He begged looters not to attack his struggling restaurant: ‘I’m just ... trying to survive’
It was 10:30 p.m. Friday and 19-year-old Alexa Huizar was working inside D-town Burger Bar Los Angeles when she heard windows being smashed.
Huizar stepped outside and saw a crowd breaking into the Starbucks at the corner of 6th and Spring streets.
She immediately texted her boss a video of the demonstrators breaking into the Starbucks.
At home, in South Gate, Pedro Mojarro, 32, got it and rushed over. He would spend the next few hours protecting his struggling business during a night and morning of looting and vandalism.
He pleaded with anyone who came by not to damage his restaurant.
“If you’re not standing outside of your businesses, they’re going to break into it,” he said.
Mojarro said he supported the demonstrators but he didn’t like that they were targeting businesses.
“We’re with you, I’m not against you,” he said. “If you need to protest go do it in front of the police station. Be angry at them.”
The protests were in response to the death of George Floyd while in police custody in Minneapolis. His encounter with police began Monday night after Floyd, a black man, was accused of trying to use a counterfeit $20 bill at a grocery store.
Cellphone video of Floyd’s arrest outside the business shows Officer Derek Chauvin, who is white, driving his knee into the 46-year-old’s neck as Floyd pleads that he can’t breathe. After several minutes, Floyd appears to lose consciousness, and a bystander can be heard yelling that Floyd’s nose is bleeding. Even as paramedics arrive to check Floyd’s pulse, Chauvin’s knee remains positioned on the man’s neck in the video.
Mojarro said he was mostly upset that the demonstrators didn’t take into consideration how difficult it has been for businesses like his.
He said he had to shut down his second business in Boyle Heights because of the coronavirus outbreak.

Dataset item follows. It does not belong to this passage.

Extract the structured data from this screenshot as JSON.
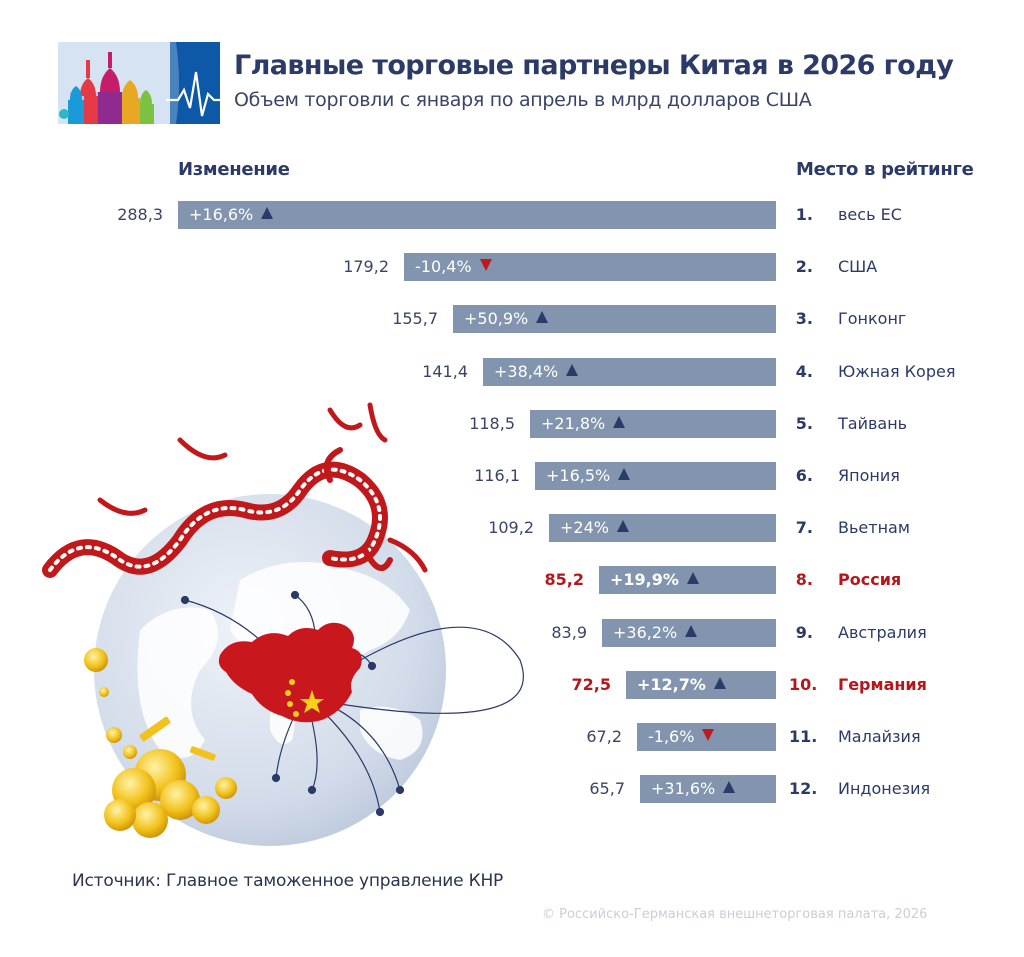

A month ago, someone broke the window of his burger shop in downtown L.A., which ended up costing him $7,500. On top of that, sales at his restaurant were down by more than 70%.

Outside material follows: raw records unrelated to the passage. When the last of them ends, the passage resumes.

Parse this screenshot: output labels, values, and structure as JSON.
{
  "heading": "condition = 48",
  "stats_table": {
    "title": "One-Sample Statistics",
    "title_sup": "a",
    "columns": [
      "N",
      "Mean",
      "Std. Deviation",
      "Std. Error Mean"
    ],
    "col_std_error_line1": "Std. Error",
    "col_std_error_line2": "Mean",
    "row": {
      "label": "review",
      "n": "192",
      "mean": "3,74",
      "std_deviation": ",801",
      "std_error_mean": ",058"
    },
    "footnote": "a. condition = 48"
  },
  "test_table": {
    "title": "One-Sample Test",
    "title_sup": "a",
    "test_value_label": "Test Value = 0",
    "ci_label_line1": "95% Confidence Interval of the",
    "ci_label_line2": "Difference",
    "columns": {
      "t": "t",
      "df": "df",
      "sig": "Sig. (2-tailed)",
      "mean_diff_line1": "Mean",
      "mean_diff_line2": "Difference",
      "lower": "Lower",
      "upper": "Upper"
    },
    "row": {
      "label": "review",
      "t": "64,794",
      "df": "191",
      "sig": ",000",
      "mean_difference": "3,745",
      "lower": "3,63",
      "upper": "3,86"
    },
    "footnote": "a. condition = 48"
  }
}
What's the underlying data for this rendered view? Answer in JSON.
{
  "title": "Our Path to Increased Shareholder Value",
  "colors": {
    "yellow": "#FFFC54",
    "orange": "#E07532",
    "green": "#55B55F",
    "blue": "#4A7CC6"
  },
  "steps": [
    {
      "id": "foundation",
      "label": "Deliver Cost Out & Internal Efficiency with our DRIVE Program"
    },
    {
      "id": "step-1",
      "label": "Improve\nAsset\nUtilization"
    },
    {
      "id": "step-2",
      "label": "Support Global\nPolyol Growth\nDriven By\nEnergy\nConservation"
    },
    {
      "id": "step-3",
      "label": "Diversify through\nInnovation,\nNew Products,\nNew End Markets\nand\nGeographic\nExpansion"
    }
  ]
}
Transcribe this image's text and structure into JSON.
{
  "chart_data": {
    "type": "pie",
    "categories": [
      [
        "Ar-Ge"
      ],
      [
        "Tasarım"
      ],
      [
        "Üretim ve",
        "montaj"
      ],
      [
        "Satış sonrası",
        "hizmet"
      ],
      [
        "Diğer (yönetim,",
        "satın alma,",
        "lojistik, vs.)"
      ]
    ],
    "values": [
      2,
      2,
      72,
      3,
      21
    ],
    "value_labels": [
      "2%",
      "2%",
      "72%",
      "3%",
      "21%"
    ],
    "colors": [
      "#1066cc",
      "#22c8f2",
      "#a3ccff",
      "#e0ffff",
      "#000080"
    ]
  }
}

“Give us a break,” he said. “We got a lot going on already.”
Along 6th Street, between Spring Street and Broadway, residents watched from their lofts and apartments, sometimes egging on demonstrators as they drank beer and recorded video of the chaos.
In the downtown loft district, jewelry stores were hit. One person offered a reporter a handful of stolen jewelry. A nearby CVS pharmacy was looted, as were other businesses elsewhere in the city.
Some pleaded with demonstrators not to damage their cars parked on the street. Almost every wall on a building was tagged with profanity and anti-police statements
Fireworks were set off on the streets, the sparks hitting buildings. The smoke filled the air and protesters became looters, breaking into stores stealing tennis shoes, clothing and electronic items such as televisions screens and speakers.
Demonstrators broke into jewelry stores, rushing in and smashing display cases and taking anything that may have been left out. Jewelry lay on the sidewalk and street and people stopped to scoop up some of it, others began distributing to other people or telling others where to go loot.
“You need tennis shoes? Just go up the street, you can get whatever you want,” one man told another.
One business on 6th Street had a signed that read “Black owned.” The windows of the salon next to it were broken.
It was 2 a.m. and Mojarro and Huizar were still standing outside of the restaurant, taking video as protesters ran up and down the street, smashing things.
Asked what he wanted demonstrators to know: “I’m just a business owner trying to survive.”